Awe, Delight, and Finding Your Path
- Awe (per researcher Dacher Keltner, UC Berkeley) requires:
- Perceived vastness — physical, conceptual, or temporal
- Need for accommodation — the experience challenges your existing mental model, requiring integration
- Awe can have negative as well as positive emotional valence.
- Delight appears when awe transitions into seeing a place for yourself within the experience — a shift from passive observer to active participant (“I could do that; there’s a place for me here”).
- This transition — from awe to personal agency — can catalyze identity formation in new domains.
Rebuilding Identity After Loss
- Don’t seek to replicate the exact emotional high of a former passion — it sets an unreachable bar.
- Instead, ask: Am I curious enough about this to ask more questions?
- Curiosity is self-amplifying: it generates more questions, which generate more curiosity — an upward spiral with no natural endpoint.
- “The cure for boredom is curiosity. There is no cure for curiosity.” — Dorothy Parker
- Validate curiosity by testing whether you enjoy the process of getting better, not just the idea of the pursuit.
Intrinsic Motivation
- Research from Bing Nursery School (Stanford): rewarding children for activities they were already intrinsically motivated to do undermines that intrinsic motivation.
- Children (and adults) thrive when they can lean into sensory experience without external benchmarks.
- Social media and elite performance content can create premature, demoralizing benchmarks that detach people from their intrinsic enjoyment.
Competitive Environments and the “Source”
- Competitive environments cause people to view themselves through a comparative lens, which can erode well-being.

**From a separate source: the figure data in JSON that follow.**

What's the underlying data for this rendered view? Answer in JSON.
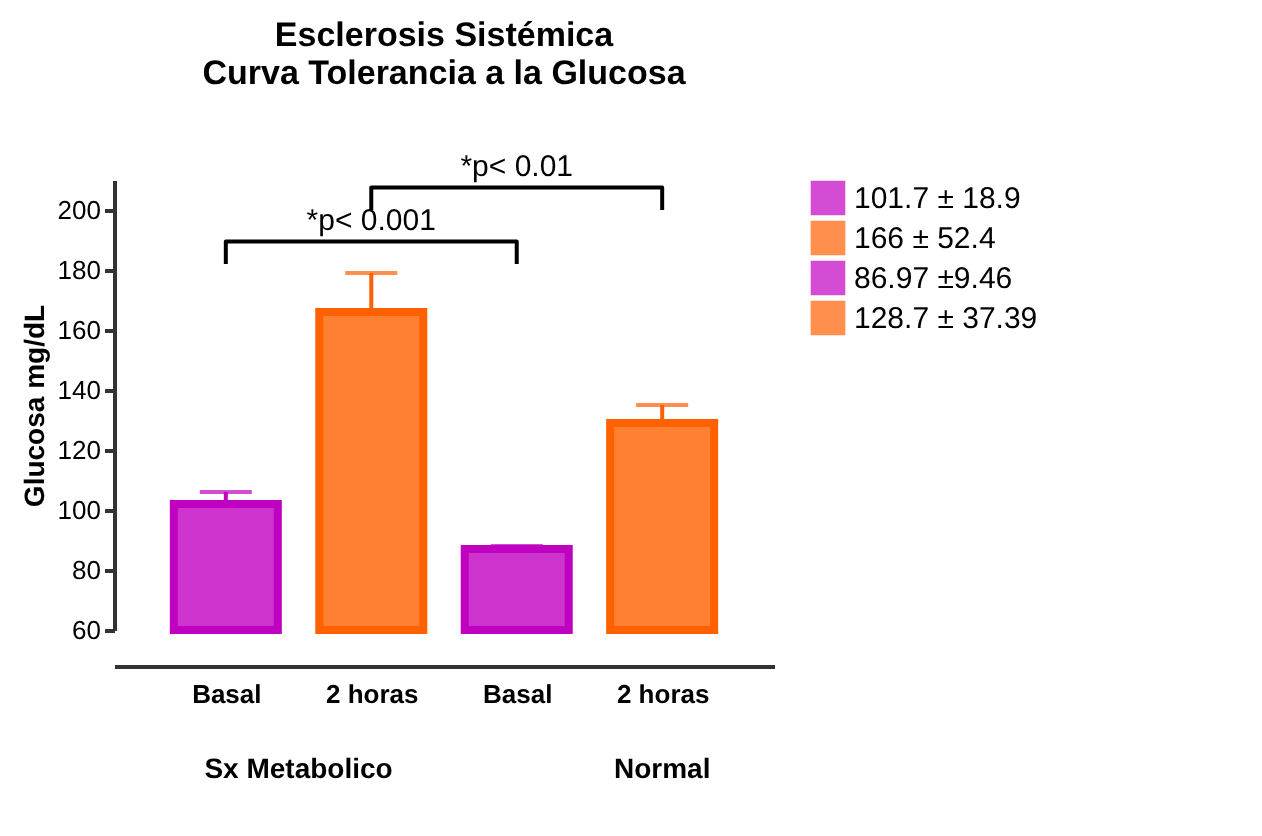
{
  "chart_data": {
    "type": "bar",
    "title": "Esclerosis Sistémica\nCurva Tolerancia a la Glucosa",
    "ylabel": "Glucosa  mg/dL",
    "categories": [
      "Basal",
      "2 horas",
      "Basal",
      "2 horas"
    ],
    "series": [
      {
        "name": "101.7 ± 18.9",
        "color": "#c000c0",
        "values": [
          102,
          null,
          null,
          null
        ],
        "errors": [
          [
            102,
            106
          ],
          null,
          null,
          null
        ]
      },
      {
        "name": "166 ± 52.4",
        "color": "#ff6000",
        "values": [
          null,
          166,
          null,
          null
        ],
        "errors": [
          null,
          [
            166,
            179
          ],
          null,
          null
        ]
      },
      {
        "name": "86.97 ±9.46",
        "color": "#c000c0",
        "values": [
          null,
          null,
          87,
          null
        ],
        "errors": [
          null,
          null,
          [
            87,
            88
          ],
          null
        ]
      },
      {
        "name": "128.7 ± 37.39",
        "color": "#ff6000",
        "values": [
          null,
          null,
          null,
          129
        ],
        "errors": [
          null,
          null,
          null,
          [
            129,
            135
          ]
        ]
      }
    ],
    "ylim": [
      60,
      210
    ],
    "yticks": [
      60,
      80,
      100,
      120,
      140,
      160,
      180,
      200
    ],
    "grid": false,
    "legend": "right",
    "annotations": [
      "*p< 0.001",
      "*p< 0.01",
      "Sx Metabolico",
      "Normal"
    ]
  }
}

- Reconnecting to the intrinsic “source” of motivation (a concept associated with music producer Rick Rubin) provides:
- Clarity and focus
- Protection from external judgment
- A foundation that feels “sturdy” regardless of external outcomes
- Two qualities Dr. Shankar identifies as core and uncapturable: deep curiosity and relishing the process of getting better.
Imaginative Courage and Creating Opportunity
- When no formal path exists, creating one requires imaginative courage.
- Examples from Dr. Shankar’s life:
- Her mother walking into Juilliard unannounced → impromptu audition → acceptance
- Cold-emailing the White House to propose creating a behavioral science advisor role — and then asking to fill it herself
- Worst realistic outcome of a “cold call” is rejection — the potential upside is disproportionately large.